Fischer-Weltgeschichte-12

Verfasst wurde dieser 1967 erschienene Band von den an der École Pratique des Hautes Etudes (Hochschule für fortgeschrittene Studien) in Paris lehrenden Ruggiero Romano und Alberto Tenenti. Im Zentrum stehen die geistes- und ideengeschichtlichen Umbrüche in Westeuropa zwischen 1350 und 1550, wirtschaftliche und politische Geschichte werden eher gestreift. Stilistisch ist das Werk weniger ein Lehr- oder Handbuch, sondern eher ein langer Essay.

Wirtschaftlich wird mit 1350 ein Rückgang des Bodenertrags, eine Verarmung der Getreidearten (Gerste und Hülsenfrüchte verdrängten Weizen und Hafer), ein Rückgang des Viehbestands, eine Ausdehnung der Wälder, eine Abwanderung der Landbevölkerung in die Stadt, eine Verschlechterung des Ackerbodens bedingt durch Auslaugung wie auch Klimaverschlechterung (Ausdehnung der Gletscher im alpinen Raum), ein Übergang zur Weidewirtschaft konstatiert. Auch entwickelt sich der Feudalismus zurück, Eigenwirtschaften werden durch Lohnarbeiter betrieben. Für die Bauern bedeutete dies mehrheitlich eine Verarmung, während Einzelne die Möglichkeit hatten, Vermögen zu erlangen. Gewerbe war immer noch eine Luxusindustrie, die Bauern webten zum Beispiel ihr Tuch nach wie vor selbst.
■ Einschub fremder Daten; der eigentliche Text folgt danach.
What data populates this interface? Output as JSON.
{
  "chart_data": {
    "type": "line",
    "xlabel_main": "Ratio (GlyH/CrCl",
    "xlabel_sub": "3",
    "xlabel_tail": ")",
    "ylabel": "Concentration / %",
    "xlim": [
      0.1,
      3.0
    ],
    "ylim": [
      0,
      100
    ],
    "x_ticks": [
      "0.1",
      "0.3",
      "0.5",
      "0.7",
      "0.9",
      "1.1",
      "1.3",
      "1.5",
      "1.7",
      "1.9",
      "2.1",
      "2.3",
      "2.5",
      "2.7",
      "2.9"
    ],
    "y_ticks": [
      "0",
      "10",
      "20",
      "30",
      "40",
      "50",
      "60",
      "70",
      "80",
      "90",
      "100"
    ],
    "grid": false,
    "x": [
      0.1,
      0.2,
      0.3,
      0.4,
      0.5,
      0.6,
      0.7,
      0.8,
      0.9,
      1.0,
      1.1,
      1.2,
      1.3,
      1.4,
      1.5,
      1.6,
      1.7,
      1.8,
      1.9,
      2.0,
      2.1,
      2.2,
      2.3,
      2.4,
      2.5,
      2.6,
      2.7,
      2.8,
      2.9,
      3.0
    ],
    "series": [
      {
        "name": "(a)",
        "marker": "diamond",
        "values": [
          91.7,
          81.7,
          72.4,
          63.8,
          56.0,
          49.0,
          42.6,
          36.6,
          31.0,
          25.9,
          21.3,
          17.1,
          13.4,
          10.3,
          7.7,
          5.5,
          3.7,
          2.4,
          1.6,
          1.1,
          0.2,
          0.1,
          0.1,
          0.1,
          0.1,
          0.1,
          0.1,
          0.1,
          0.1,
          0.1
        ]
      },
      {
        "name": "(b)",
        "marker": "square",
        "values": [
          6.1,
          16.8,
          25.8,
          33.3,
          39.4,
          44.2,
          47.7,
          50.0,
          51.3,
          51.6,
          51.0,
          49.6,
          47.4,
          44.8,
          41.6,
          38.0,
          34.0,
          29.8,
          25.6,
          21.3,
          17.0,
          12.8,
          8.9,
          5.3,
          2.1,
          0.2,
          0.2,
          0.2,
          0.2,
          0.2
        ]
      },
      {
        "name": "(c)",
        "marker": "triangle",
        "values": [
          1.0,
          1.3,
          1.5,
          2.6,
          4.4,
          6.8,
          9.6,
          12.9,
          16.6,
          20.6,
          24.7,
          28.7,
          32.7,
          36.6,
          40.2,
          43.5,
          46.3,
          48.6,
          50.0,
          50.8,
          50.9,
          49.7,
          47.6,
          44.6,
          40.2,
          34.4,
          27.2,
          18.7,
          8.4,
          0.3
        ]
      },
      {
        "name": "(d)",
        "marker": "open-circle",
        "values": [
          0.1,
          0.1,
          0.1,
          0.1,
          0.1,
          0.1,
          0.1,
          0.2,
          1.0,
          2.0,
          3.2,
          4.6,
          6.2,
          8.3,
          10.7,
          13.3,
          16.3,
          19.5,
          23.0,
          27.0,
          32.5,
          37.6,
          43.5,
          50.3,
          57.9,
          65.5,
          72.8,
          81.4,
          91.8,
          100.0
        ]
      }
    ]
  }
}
Erst ab dem 16. Jahrhundert begann die Bevölkerung Europas wieder zu wachsen, nachdem sie zuvor ab 1350 sich auf die Hälfte reduziert hatte. Ein bedeutender Grund dafür habe in der Revitalisierung der Landwirtschaft gelegen: Intensivierung des Anbaus, die Erschließung neuen Bodens (z. B. Trockenlegung von Sümpfen), Entwaldung und Urbarmachung. Anders als im Mittelalter sei landwirtschaftlicher Boden nun Kapitalinvestition geworden. Der Eigentümer muss nicht mehr vom Land leben, er kann die Erträge lukrieren und das Land selbst als Spekulationsobjekt verwenden. Auch wurde die Produktionsweise effektiver, was sich aus der weiterhin gegebenen Landflucht in die Städte ersehen lässt.
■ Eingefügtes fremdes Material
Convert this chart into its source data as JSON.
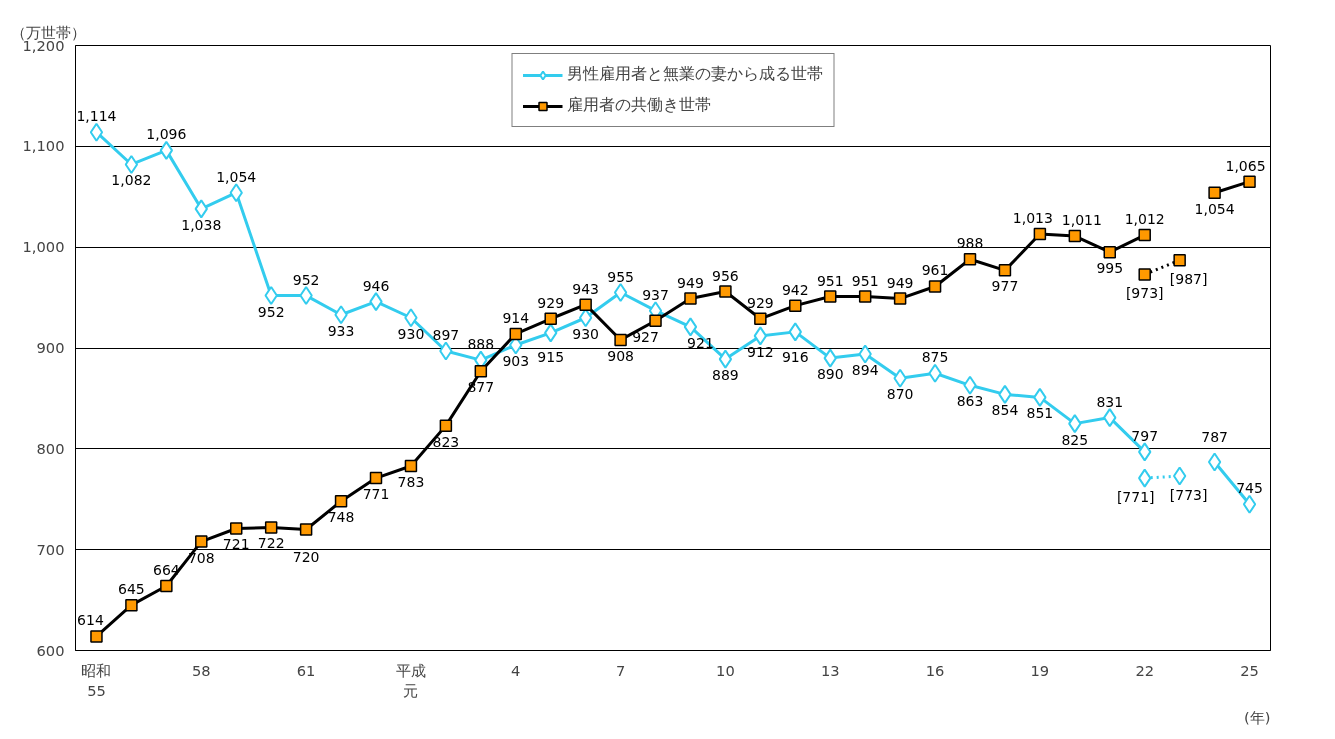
{
  "chart_data": {
    "type": "line",
    "ylabel": "（万世帯）",
    "xlabel": "(年)",
    "categories": [
      "昭和55",
      null,
      null,
      "58",
      null,
      null,
      "61",
      null,
      null,
      "平成元",
      null,
      null,
      "4",
      null,
      null,
      "7",
      null,
      null,
      "10",
      null,
      null,
      "13",
      null,
      null,
      "16",
      null,
      null,
      "19",
      null,
      null,
      "22",
      null,
      null,
      "25"
    ],
    "ylim": [
      600,
      1200
    ],
    "yticks": [
      600,
      700,
      800,
      900,
      {
        "value": 1000,
        "label": "1,000"
      },
      {
        "value": 1100,
        "label": "1,100"
      },
      {
        "value": 1200,
        "label": "1,200"
      }
    ],
    "grid": "y",
    "legend": "top",
    "series": [
      {
        "name": "男性雇用者と無業の妻から成る世帯",
        "color": "#33ccee",
        "marker": "diamond",
        "line_style": "solid",
        "values": [
          1114,
          1082,
          1096,
          1038,
          1054,
          952,
          952,
          933,
          946,
          930,
          897,
          888,
          903,
          915,
          930,
          955,
          937,
          921,
          889,
          912,
          916,
          890,
          894,
          870,
          875,
          863,
          854,
          851,
          825,
          831,
          797,
          null,
          787,
          745
        ],
        "value_labels": [
          "1,114",
          "1,082",
          "1,096",
          "1,038",
          "1,054",
          "952",
          "952",
          "933",
          "946",
          "930",
          "897",
          "888",
          "903",
          "915",
          "930",
          "955",
          "937",
          "921",
          "889",
          "912",
          "916",
          "890",
          "894",
          "870",
          "875",
          "863",
          "854",
          "851",
          "825",
          "831",
          "797",
          null,
          "787",
          "745"
        ]
      },
      {
        "name": "雇用者の共働き世帯",
        "color": "#000000",
        "marker": "square",
        "line_style": "solid",
        "values": [
          614,
          645,
          664,
          708,
          721,
          722,
          720,
          748,
          771,
          783,
          823,
          877,
          914,
          929,
          943,
          908,
          927,
          949,
          956,
          929,
          942,
          951,
          951,
          949,
          961,
          988,
          977,
          1013,
          1011,
          995,
          1012,
          null,
          1054,
          1065
        ],
        "value_labels": [
          "614",
          "645",
          "664",
          "708",
          "721",
          "722",
          "720",
          "748",
          "771",
          "783",
          "823",
          "877",
          "914",
          "929",
          "943",
          "908",
          "927",
          "949",
          "956",
          "929",
          "942",
          "951",
          "951",
          "949",
          "961",
          "988",
          "977",
          "1,013",
          "1,011",
          "995",
          "1,012",
          null,
          "1,054",
          "1,065"
        ]
      },
      {
        "color": "#33ccee",
        "marker": "diamond",
        "line_style": "dotted",
        "values": [
          null,
          null,
          null,
          null,
          null,
          null,
          null,
          null,
          null,
          null,
          null,
          null,
          null,
          null,
          null,
          null,
          null,
          null,
          null,
          null,
          null,
          null,
          null,
          null,
          null,
          null,
          null,
          null,
          null,
          null,
          771,
          773,
          null,
          null
        ],
        "value_labels": [
          null,
          null,
          null,
          null,
          null,
          null,
          null,
          null,
          null,
          null,
          null,
          null,
          null,
          null,
          null,
          null,
          null,
          null,
          null,
          null,
          null,
          null,
          null,
          null,
          null,
          null,
          null,
          null,
          null,
          null,
          "[771]",
          "[773]",
          null,
          null
        ]
      },
      {
        "color": "#000000",
        "marker": "square",
        "line_style": "dotted",
        "values": [
          null,
          null,
          null,
          null,
          null,
          null,
          null,
          null,
          null,
          null,
          null,
          null,
          null,
          null,
          null,
          null,
          null,
          null,
          null,
          null,
          null,
          null,
          null,
          null,
          null,
          null,
          null,
          null,
          null,
          null,
          973,
          987,
          null,
          null
        ],
        "value_labels": [
          null,
          null,
          null,
          null,
          null,
          null,
          null,
          null,
          null,
          null,
          null,
          null,
          null,
          null,
          null,
          null,
          null,
          null,
          null,
          null,
          null,
          null,
          null,
          null,
          null,
          null,
          null,
          null,
          null,
          null,
          "[973]",
          "[987]",
          null,
          null
        ]
      }
    ]
  }
}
Der Gewerbeausstoß steigerte sich quantitativ im 16. Jahrhundert, vor allem auch wegen der Kriegsproduktion. Auch lasse sich ein Trend weg von der Qualität hin zur Quantität erkennen, was gewisse Produkte für eine breitere Käuferschicht erschwinglich machte. Teure Qualität blieb weiterhin einem kleinen Kundenkreis vorbehalten. Der Handel erreichte um 1500 einen Höhepunkt.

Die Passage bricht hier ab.